Step 1: Create the Sigmoid
Model
import numpy as np
import openvino as ov
from openvino.runtime import op, opset1
n_len = 128
ov_type = ov.Type.f16
A = op.Parameter(ov_type, ov.Shape([n_len]))
C = opset1.sigmoid(A)
model = ov.Model(C, [A])
ov.save_model(model, "sigmoid.xml")
Step 2: Compile the Sigmoid
Model with DMA Profiling Flags
vpux-translate --vpu-arch=NPU40XX \
--vpux-profiling \
--mlir-print-debuginfo \
--import-IE sigmoid.xml -o sigmoid.mlir
vpux-opt --vpu-arch=NPU40XX \
--default-hw-mode="profiling=true dma-profiling=true" \
--lower-VPUIP-to-ELF sigmoid.mlir \
-o sigmoid_out.mlir
vpux-translate --vpu-arch=NPU40XX --export-ELF sigmoid_out.mlir -o sigmoid.blob
Step 3: Run the Model
import os
os.environ['ZE_INTEL_NPU_LOGLEVEL'] = 'ERROR'
import openvino as ov
import numpy as np
core = ov.Core()
core.set_property('NPU', {
'PERF_COUNT': True,
})
with open('sigmoid.blob', 'rb') as f:
blob = f.read()
model = core.import_model(blob, device_name='NPU')
req = model.create_infer_request()
req.infer(np.random.random(128).astype(np.float16))

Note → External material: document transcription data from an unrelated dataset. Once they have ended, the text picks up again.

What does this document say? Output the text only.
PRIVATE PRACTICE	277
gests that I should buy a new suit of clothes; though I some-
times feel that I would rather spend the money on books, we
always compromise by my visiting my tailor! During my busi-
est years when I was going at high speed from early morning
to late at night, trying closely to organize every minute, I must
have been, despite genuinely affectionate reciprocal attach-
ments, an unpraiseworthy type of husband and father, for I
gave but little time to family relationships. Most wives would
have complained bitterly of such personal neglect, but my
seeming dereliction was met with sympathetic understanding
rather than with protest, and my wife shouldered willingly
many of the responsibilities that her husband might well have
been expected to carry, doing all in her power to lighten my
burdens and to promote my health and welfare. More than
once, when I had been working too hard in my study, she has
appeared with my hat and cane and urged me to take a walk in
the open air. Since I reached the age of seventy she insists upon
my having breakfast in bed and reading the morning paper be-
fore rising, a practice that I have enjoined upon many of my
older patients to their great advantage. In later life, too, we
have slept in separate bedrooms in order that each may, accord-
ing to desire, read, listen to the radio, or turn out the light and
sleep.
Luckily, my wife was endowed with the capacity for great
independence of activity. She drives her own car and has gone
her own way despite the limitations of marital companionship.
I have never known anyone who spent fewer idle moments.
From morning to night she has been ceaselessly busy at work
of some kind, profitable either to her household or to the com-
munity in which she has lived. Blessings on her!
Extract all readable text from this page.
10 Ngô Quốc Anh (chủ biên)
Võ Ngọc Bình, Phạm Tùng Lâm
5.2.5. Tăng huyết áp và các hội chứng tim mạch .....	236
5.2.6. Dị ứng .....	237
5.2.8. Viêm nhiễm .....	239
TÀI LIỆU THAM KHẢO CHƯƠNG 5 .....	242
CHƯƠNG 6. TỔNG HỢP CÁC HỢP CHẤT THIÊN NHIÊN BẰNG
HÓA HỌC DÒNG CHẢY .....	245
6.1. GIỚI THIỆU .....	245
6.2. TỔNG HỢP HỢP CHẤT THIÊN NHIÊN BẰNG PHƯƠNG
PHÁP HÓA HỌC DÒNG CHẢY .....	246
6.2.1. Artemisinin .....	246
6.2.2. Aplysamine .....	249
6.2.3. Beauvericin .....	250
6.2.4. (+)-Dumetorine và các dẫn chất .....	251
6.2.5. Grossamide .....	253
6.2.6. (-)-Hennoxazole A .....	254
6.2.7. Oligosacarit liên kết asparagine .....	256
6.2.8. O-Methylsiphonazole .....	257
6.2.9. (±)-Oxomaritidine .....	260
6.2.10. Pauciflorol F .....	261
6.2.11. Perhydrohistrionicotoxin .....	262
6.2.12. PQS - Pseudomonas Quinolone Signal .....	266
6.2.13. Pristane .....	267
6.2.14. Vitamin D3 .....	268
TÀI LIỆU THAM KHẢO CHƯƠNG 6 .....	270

prof_info = req.profiling_info[0]
print('status', prof_info.status)
print('real_time', prof_info.real_time)
print('cpu_time', prof_info.cpu_time)
print('node_name', prof_info.node_name)
print('exec_type', prof_info.exec_type)
print('node_type', prof_info.node_type)
You will encounter the following error:
NPU_LOG: ERROR [compiler.cpp:289] Failed to get decoded profiling data in compiler
In fact, when I try using the Level Zero API to submit tasks directly and then use the Level Zero NPU extension API to get profiling results, I find that the DMA profiling output data is zero, while the DPU and SW-Kernel profiling outputs are valid. I am wondering how I can obtain the DMA task profiling results.